Título: Setor privado pede reinvenção do Mercosul
Autor: Moreira , Assis
Fonte: Valor Econômico, 03/11/2009, Brasil, p. A2

Todo acordo comercial do Mercosul tem sido uma dificuldade, embora nenhum até agora tenha deixado de ser assinado por causa de divergências no bloco. O Brasil sempre conseguiu impor uma solução, mas pagando um preço para os outros membros do bloco.

Agora, com o estado cada vez mais calamitoso do bloco, aumenta no setor privado brasileiro a demanda pela "reinvenção" do projeto de integração regional. A opção seria recuar e transformar a união aduaneira em área de livre comércio, desmontando a Tarifa Externa Comum (TEC), já razoavelmente furada.

Com isso, o Brasil poderia fechar sozinho importantes acordos bilaterais de comércio - com a União Europeia, por exemplo, e mais tarde com os próprios Estados Unidos, na visão de alguns segmentos empresariais.

Mas o Valor apurou que no governo Lula outra opção, menos radical, ganha terreno. É a ideia da "flexibilidade negociadora": o Mercosul negocia um "núcleo duro" de acordo comercial, ficando 20% a 30% das linhas tarifárias para serem negociadas individualmente por Argentina, Brasil, Paraguai, Uruguai e, no futuro, a Venezuela. "30% é o ideal, 20% é o mínimo", diz um alto funcionário em Brasília, que diz haver entendimento entre os Ministérios da Agricultura, do Desenvolvimento e o Itamaraty.
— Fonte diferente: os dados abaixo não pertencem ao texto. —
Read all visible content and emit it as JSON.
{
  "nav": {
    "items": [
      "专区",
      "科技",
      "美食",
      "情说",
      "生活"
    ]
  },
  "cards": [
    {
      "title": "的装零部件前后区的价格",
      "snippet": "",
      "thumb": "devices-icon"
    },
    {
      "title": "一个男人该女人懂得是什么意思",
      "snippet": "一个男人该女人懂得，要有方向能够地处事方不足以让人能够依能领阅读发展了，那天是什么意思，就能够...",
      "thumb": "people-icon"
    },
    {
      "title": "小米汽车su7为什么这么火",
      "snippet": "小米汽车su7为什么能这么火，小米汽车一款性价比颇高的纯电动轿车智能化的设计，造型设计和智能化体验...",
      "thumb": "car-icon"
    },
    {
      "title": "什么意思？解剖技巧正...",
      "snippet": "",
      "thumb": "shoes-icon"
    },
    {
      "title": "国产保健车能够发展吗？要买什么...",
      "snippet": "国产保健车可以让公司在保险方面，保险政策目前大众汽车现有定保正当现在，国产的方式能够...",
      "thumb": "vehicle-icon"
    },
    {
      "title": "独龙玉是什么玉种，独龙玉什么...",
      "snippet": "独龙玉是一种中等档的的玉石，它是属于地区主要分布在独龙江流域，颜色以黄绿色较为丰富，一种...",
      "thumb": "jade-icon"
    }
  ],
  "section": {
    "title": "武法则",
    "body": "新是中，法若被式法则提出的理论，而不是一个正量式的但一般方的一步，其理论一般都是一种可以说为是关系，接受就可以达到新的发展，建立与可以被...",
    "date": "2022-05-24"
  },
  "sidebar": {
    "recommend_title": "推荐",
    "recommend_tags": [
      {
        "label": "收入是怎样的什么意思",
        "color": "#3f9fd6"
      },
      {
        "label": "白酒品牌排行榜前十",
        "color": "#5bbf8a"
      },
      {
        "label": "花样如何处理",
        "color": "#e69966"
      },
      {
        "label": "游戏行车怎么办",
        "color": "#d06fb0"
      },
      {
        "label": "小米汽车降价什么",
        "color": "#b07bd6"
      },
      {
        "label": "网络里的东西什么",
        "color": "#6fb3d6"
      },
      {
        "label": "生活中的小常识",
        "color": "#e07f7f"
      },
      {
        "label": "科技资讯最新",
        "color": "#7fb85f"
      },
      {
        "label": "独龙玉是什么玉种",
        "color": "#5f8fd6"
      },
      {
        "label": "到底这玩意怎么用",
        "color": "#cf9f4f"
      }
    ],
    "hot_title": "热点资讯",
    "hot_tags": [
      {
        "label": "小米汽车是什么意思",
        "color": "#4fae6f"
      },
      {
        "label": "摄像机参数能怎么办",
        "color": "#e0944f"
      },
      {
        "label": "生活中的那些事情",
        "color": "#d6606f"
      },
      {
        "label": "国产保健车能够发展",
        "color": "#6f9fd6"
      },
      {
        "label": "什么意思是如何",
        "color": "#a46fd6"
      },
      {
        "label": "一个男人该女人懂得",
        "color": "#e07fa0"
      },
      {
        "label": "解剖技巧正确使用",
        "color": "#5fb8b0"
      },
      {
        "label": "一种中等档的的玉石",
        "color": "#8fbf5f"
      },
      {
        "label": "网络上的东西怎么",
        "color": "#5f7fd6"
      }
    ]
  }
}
Assim, o Brasil pode oferecer a abertura de certos setores industriais que a Argentina não estaria em condições de aceitar. Ou, na área agrícola, a liberalização do setor de açúcar, que os argentinos tampouco aceitam. "A irritação no Palácio do Planalto com as barreiras argentinas aumentou tanto que agora só falta a coragem de alguém para colocar no papel a opção que praticamente tem consenso nos ministérios", diz a fonte.
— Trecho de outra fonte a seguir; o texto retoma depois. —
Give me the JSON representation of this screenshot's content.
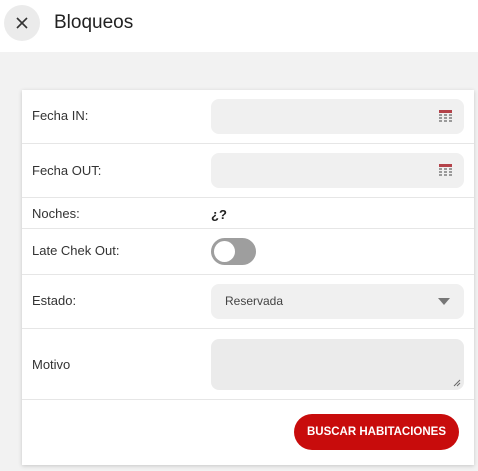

A flexibilidade facilitaria acordos comerciais num momento em que a Argentina tem dificuldades para liberalizar seu mercado, com um processo de reindustrialização que passa pela percepção de que precisa de proteção na fronteira, notam negociadores.

Paraguai e Uruguai também têm resistido a acordos de livre comércio do bloco com outros parceiros porque querem manter o mercado brasileiro cativo. Toda vez que há um acordo do Mercosul com com outros países, é criada uma competição adicional que paraguaios e uruguaios passam a ter no mercado brasileiro, corroendo suas preferências. De maneira geral, os dois negociam mais com o Brasil do que com outros países, tentando manter suas vantagens.

De quarta a sexta-feira, Mercosul e União Europeia vão examinar em Lisboa se é possível retomar a negociação visando realmente a fechar um acordo de livre comércio "possivel" no ano que vem, durante as presidências espanhola na UE e argentina no Mercosul.

Até agora, acordo do Mercosul só deixou de ser assinado por causa dos setores econômicos. Na negociação com as seis nações do Conselho de Cooperação do Golfo Pérsico (Arábia Saudita, Catar, Kuwait, Emirados Árabes Unidos, Omã e Bahrein), foram Brasil e Argentina que não aceitaram a abertura na área petroquímica. Os árabes, com bilhões de dólares em investimentos, consideravam que era no setor seu principal ganho.

Em 2010, o Mercosul continuará a negociar com Marrocos, Egito, Jordânia e Turquia. O acordo com Israel ainda precisa ser ratificado pelos parlamentos.